Sylvie Nicolas continuera donc d'étudier afin d'agrandir son territoire littéraire et identitaire qu'elle a commencé à baliser tout au long de l'écriture des Variations. Poète de l'intériorité, elle définit sa vision de l'écriture et de la vie comme étant à l'autre bout du spectre de celle de William S. Burroughs, le plus sombre des trois anges de la beat generation dont faisaient partie Jack Kerouac et Allen Ginsberg. Celui-là même qui, sous l'effet de la drogue, a tué sa femme, et que porte aux nues l'ex-ami de coeur de la narratrice dans les Variations. «Si Burroughs a beaucoup apporté à la modernité, dont le principe du copier-coller en littérature, il est aussi à l'origine de ce qui nous anime aujourd'hui: la spectacularisation, déplore-t-elle. On demande aujourd'hui à la littérature de se justifier: il faut que ça saigne, que ça crache. Quant à moi, j'aime être derrière les mots des autres», avoue la poète pour qui la traduction est une histoire d'amour, comme le dit si bien l'écrivain Jacques Poulin.

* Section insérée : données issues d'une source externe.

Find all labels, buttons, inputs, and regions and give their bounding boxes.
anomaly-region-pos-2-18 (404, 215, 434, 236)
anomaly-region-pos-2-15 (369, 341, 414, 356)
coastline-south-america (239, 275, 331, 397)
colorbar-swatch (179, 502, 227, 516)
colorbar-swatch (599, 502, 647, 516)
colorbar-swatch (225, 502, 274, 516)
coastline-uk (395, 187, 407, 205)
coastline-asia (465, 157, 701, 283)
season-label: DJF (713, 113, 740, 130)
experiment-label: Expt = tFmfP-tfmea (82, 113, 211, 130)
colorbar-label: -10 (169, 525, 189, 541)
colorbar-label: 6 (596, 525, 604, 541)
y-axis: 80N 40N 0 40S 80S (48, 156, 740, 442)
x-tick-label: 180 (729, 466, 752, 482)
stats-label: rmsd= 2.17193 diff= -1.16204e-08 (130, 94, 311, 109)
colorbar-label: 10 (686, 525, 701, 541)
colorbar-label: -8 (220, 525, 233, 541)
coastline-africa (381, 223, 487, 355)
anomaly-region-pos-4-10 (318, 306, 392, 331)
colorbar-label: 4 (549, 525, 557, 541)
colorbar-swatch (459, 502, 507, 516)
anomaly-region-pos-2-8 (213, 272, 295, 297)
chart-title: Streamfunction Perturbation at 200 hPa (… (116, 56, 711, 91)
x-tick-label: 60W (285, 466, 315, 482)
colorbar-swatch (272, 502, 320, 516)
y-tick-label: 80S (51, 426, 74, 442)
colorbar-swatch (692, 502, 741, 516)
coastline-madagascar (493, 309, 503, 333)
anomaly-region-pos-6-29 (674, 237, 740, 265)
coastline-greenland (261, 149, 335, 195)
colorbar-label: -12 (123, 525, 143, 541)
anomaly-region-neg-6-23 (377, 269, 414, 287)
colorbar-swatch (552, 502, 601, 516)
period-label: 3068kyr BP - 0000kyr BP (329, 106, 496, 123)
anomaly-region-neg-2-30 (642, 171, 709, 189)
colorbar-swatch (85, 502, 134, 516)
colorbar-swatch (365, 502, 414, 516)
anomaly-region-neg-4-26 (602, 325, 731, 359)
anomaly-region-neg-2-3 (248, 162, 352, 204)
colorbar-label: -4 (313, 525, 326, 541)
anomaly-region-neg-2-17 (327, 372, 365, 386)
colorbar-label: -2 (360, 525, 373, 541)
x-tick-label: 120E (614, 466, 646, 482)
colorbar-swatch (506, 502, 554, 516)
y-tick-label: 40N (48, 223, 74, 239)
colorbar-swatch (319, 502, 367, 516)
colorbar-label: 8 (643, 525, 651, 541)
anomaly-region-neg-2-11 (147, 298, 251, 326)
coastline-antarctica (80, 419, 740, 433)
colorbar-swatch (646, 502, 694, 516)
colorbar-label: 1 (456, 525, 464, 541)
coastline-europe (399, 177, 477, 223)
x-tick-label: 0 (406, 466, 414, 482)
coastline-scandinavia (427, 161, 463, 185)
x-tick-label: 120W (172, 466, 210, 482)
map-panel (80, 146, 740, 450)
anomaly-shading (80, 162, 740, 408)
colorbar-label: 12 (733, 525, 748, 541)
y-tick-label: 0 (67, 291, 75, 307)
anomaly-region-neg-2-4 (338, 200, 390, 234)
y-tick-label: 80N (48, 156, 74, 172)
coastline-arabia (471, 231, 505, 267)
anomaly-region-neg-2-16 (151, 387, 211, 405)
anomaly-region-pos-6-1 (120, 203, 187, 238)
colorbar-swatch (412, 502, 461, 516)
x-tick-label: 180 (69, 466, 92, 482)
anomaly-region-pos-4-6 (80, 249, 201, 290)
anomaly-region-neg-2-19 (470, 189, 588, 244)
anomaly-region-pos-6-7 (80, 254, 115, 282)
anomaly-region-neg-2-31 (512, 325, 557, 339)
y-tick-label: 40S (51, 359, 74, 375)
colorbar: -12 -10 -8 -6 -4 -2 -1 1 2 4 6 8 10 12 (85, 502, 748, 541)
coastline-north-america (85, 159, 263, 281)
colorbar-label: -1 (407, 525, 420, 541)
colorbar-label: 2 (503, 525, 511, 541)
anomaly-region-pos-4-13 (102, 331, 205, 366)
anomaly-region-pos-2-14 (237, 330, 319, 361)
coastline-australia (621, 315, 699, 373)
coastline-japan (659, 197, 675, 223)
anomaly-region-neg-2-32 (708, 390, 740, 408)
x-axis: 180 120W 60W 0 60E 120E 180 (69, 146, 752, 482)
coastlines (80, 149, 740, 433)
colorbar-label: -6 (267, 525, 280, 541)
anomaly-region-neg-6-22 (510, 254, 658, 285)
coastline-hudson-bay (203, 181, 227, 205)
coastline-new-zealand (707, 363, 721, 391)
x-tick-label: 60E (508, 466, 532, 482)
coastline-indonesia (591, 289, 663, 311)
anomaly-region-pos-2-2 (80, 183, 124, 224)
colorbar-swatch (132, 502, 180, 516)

Sur ce, cette femme déterminée et éloquente s'empresse de retourner à ses nombreuses activités, dont le Mois de la poésie. Elle y organise d'ailleurs la rencontre «Qui sommes-nous?» qui rassemblera une dizaine de poètes trop peu entendus, le 19 mars, à 20h, au Café Babylone. Elle sera également à la Nuit de la poésie, avec d'autres complices, le 21 mars, à 20h, au Studio P.